EQF and EHEA relationship?

2. What is the relationship between the EQF and the framework for the European Higher Education Area?

At the European level, the development of qualifications frameworks began with a qualifications framework for one education sector: The Framework for Qualifications of the European Higher Education Area (QF-EHEA) has been formed since 1999 (Bologna Declaration; the Dublin descriptors were adopted in 2005); whereas, the development of the EQF started in 2005. The two frameworks clearly have similarities and overlapping areas: both are meta-frameworks, cover a broad scope of learning and are designed to improve transparency with regard to qualifications within Europe. They are both associated with quality assurance and use the concept of “best fit” to determine levels. Both also have clear aspirations to support lifelong learning and labour mobility.

Despite these obvious similarities between the two frameworks, differences can also be observed with regard to their aims and the descriptors used. The QF-EHEA intends to harmonise systems whereas the EQF intends to relate systems to each other: One central objective of the Bologna process is to harmonise the European higher education systems by introducing common degree structures (three-cycles degree system).

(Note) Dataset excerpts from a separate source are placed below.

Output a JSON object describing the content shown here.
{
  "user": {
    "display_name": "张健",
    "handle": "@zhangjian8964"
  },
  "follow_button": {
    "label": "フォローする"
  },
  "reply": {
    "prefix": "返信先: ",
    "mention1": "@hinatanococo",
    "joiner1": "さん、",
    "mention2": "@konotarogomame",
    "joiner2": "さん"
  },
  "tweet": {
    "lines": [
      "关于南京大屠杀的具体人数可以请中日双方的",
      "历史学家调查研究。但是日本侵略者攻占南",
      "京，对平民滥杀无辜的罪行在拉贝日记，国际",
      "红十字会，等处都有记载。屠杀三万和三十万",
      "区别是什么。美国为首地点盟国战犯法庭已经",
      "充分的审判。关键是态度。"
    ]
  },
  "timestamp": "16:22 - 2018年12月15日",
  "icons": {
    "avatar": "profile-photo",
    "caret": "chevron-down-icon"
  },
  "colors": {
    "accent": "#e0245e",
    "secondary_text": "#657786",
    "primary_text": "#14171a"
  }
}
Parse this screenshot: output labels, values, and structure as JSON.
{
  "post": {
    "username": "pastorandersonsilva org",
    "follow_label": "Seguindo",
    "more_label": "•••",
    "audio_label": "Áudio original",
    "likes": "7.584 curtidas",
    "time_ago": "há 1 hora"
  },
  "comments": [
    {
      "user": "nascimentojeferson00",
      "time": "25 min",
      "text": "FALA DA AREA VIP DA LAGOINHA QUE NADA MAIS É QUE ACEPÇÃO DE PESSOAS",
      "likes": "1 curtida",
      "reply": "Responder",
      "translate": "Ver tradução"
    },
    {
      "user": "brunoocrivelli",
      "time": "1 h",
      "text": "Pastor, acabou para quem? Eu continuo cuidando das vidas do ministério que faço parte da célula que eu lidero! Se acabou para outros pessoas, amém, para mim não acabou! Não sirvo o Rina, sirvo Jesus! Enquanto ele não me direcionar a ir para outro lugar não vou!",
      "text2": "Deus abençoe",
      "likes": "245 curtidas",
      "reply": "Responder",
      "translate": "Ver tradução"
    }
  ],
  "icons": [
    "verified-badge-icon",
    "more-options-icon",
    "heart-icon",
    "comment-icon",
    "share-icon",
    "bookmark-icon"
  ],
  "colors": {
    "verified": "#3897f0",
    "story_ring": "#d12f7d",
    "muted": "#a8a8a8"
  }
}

The EQF, on the other hand, is not an instrument for harmonising qualifications or parts of qualifications systems but it is intended to function as a type of translation device to make relationships between qualifications and different systems clearer. To link these two meta-frameworks, the EQF document asserts compatibility with the QF-EHEA. A main reason for drawing the higher levels of the EQF directly on the EHEA descriptors is to avoid the development of two isolated frameworks. Thus, the learning outcomes of certain EQF levels correspond to the cycle descriptors of the QF-EHEA. There is a clear cross-referencing at levels 5-8. Thus, the QF-EHEA’s respective cycle descriptors – developed by the Joint Quality Initiative, as part of the Bologna process – are understood to be compatible with the descriptors for the EQF levels 5-8. Although different descriptors are used, both frameworks have a common view of the dimensions of progression regarding knowledge, skills (application) and professional conduct.

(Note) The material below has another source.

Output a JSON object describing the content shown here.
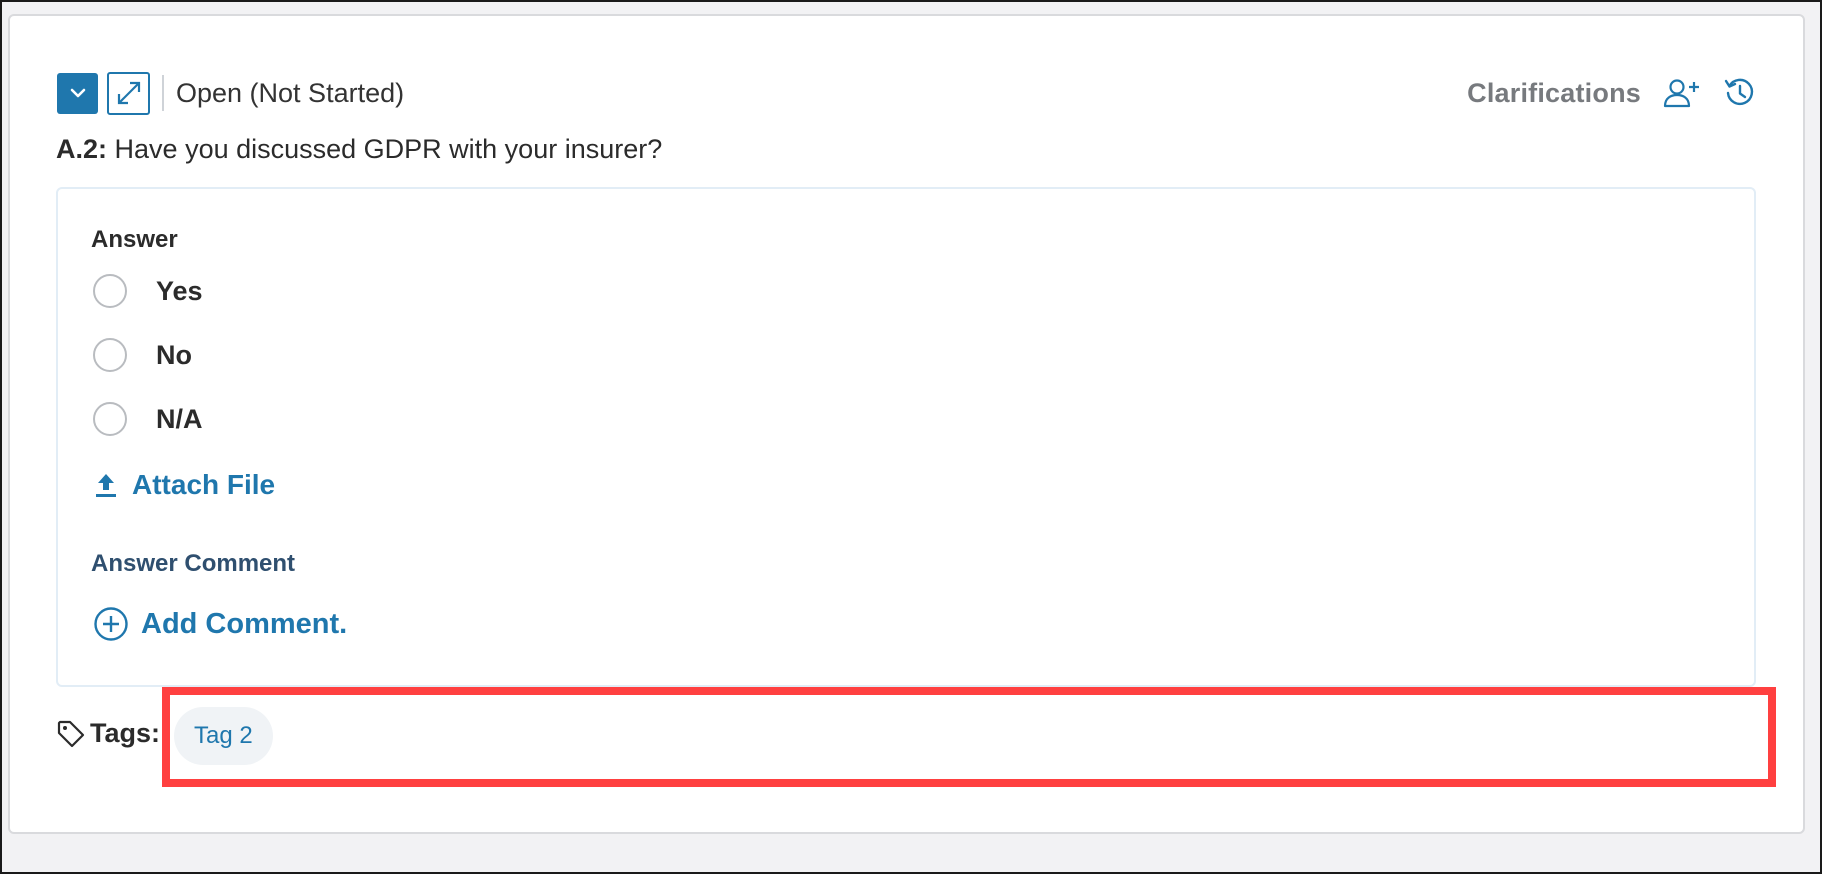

However, since the EQF is an overarching framework and seeks to include different forms of learning (not only learning in higher education but also more professional oriented qualifications), the descriptors are broader, more generic and have to be more encompassing than the Dublin descriptors applied to define the levels for the QF-EHEA. This means that the levels can be seen as equivalent, although the level descriptors are not the same. Consequently, the EQF levels 5-8 can be compatible not only with qualification degrees acquired in formal way by studying in a higher education institution, but also with vocational qualifications awarded through formal, non-formal or informal learning.

In the QF-EHEA, learning outcomes are understood as descriptions of what a learner is expected to know, to understand and to do at the end of the respective cycle. The Dublin descriptors refer to the following five dimensions: “knowledge and understanding”, “applying knowledge and understanding”, “making judgements”, “communication” and “learning skills”. Whereas the first three dimensions are mainly covered by the knowledge and skills dimensions in the EQF, the EQF does not explicitly refer to key competences such as communication, or meta-competences, such as learning to learn. These are partly included in an inherent manner in all the columns, but can mainly be assumed in the competence column (see question 10).

Although the descriptors defining levels in the EQF and the Dublin descriptors differ, the EQF level descriptors fully integrate the Bologna descriptors and are thus compatible to these.